The National Tax Service has reportedly forced the cryptocurrency exchange to pay KRW 80.3 billion in additional taxes, arguing that the exchange should pay foreigners’ withholding taxes made from crypto investments.

The Korea Herald reports, “A foreign corporation without a permanent establishment in Korea is subject to withholding tax but the relatively new cryptocurrency industry is not yet subject to this taxation rule.”

As one might expect, Bithumb — and other cryptocurrency exchanges, for that matter — are reacting poorly to the government taxing them without first establishing a standard for taxation. Indeed, Bithumb is appealing the order, and even the National Tax Service is trying to confirm what standard was applied. According to Korean-language blockchain news website Block Post, some within the industry regard this kind of “tax bomb” — coming amidst a slumping cryptocurrency market — as little different from an order to shut down exchanges.

Writing at Coinspeaker, Jeff Fawkers expresses his concern. “The government didn’t put enough time into developing strict rules of taxation,” he writes. “Instead, they are trying to impose some shady laws and clamp down on firms with big wallets.”

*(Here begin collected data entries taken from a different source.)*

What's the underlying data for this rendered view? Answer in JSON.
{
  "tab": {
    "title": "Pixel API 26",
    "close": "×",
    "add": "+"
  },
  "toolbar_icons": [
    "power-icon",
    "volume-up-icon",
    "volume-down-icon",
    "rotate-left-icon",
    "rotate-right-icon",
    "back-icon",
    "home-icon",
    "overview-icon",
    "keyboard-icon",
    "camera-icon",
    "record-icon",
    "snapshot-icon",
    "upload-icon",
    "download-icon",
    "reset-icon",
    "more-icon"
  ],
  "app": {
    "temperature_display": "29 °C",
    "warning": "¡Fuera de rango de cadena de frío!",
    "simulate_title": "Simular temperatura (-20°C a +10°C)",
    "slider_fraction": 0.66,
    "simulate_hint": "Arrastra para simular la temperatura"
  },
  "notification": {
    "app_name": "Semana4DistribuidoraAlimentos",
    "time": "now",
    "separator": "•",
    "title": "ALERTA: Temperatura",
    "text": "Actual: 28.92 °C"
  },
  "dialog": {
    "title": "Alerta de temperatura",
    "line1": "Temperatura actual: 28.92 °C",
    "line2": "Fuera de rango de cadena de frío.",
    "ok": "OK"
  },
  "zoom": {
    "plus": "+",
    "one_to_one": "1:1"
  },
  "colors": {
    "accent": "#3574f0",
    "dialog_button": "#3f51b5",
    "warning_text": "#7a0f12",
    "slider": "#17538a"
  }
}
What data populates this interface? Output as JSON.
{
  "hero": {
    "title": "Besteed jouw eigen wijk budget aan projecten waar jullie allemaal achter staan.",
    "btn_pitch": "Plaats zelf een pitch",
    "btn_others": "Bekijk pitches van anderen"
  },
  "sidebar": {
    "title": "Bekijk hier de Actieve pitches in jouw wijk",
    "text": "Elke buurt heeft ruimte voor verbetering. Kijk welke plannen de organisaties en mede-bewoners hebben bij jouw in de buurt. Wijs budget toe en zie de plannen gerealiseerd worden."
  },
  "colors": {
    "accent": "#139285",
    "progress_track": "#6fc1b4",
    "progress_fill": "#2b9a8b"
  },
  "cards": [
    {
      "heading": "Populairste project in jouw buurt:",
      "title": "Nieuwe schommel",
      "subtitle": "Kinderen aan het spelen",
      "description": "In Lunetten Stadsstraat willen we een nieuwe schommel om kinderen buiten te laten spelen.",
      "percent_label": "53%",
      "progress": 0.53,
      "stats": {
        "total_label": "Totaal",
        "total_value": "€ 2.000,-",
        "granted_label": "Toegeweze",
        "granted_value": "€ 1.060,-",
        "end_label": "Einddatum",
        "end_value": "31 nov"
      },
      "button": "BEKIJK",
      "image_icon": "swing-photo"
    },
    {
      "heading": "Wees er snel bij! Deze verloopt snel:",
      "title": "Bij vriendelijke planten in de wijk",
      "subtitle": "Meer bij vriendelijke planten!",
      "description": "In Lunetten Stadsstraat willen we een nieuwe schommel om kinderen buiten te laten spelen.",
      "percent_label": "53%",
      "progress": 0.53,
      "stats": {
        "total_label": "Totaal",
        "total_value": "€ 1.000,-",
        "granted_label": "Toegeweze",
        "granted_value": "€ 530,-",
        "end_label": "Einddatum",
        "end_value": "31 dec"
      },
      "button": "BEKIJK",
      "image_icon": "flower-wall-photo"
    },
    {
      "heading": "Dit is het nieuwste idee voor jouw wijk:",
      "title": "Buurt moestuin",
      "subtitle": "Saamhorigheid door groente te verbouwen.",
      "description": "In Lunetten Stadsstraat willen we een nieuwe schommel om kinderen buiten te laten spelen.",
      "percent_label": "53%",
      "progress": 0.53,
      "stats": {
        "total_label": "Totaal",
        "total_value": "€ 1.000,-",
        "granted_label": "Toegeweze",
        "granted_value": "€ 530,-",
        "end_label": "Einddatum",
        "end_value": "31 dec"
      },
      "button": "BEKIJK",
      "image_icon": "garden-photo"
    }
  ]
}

Being a cup-half-full sort of person, this writer wants to believe this is simply a bureaucratic misstep resulting from Korea’s state of regulatory flux, not an exercise in state-led grand larceny.

We know the Korean government is preparing the legal framework to tax cryptocurrency earnings. Korean lawmakers are also in the process of bringing cryptocurrency into the institutional mainstream. Expect some bumps as the system works out the kinks.

Also in the Korean blockchain space…

(By Robert Stevens, Decrypt, Dec. 29)

Ethereum researcher Virgil Griffith is having a really bad month. He was arrested at LAX on Thanksgiving Day after speaking at a blockchain conference in Pyongyang, with the US Department of Justice accusing him of helping North Korea skirt sanctions through blockchain and crypto. And now a judge in New York has denied him bail, judging him a flight risk.

(By Park Jae-hyuk, Korea Times, Dec. 27)

The Bank of Korea’s view of CBDCs seems to be evolving. The central bank announced last week it would put together a task force dedicated to CBDCs to better understand crypto assets.

(By Kai Sedgwick, Bitcoin.com, Dec. 28)

Kai Sedgwick explores the cultural, economic and technological reasons why blockchain technology is flourishing in Asia.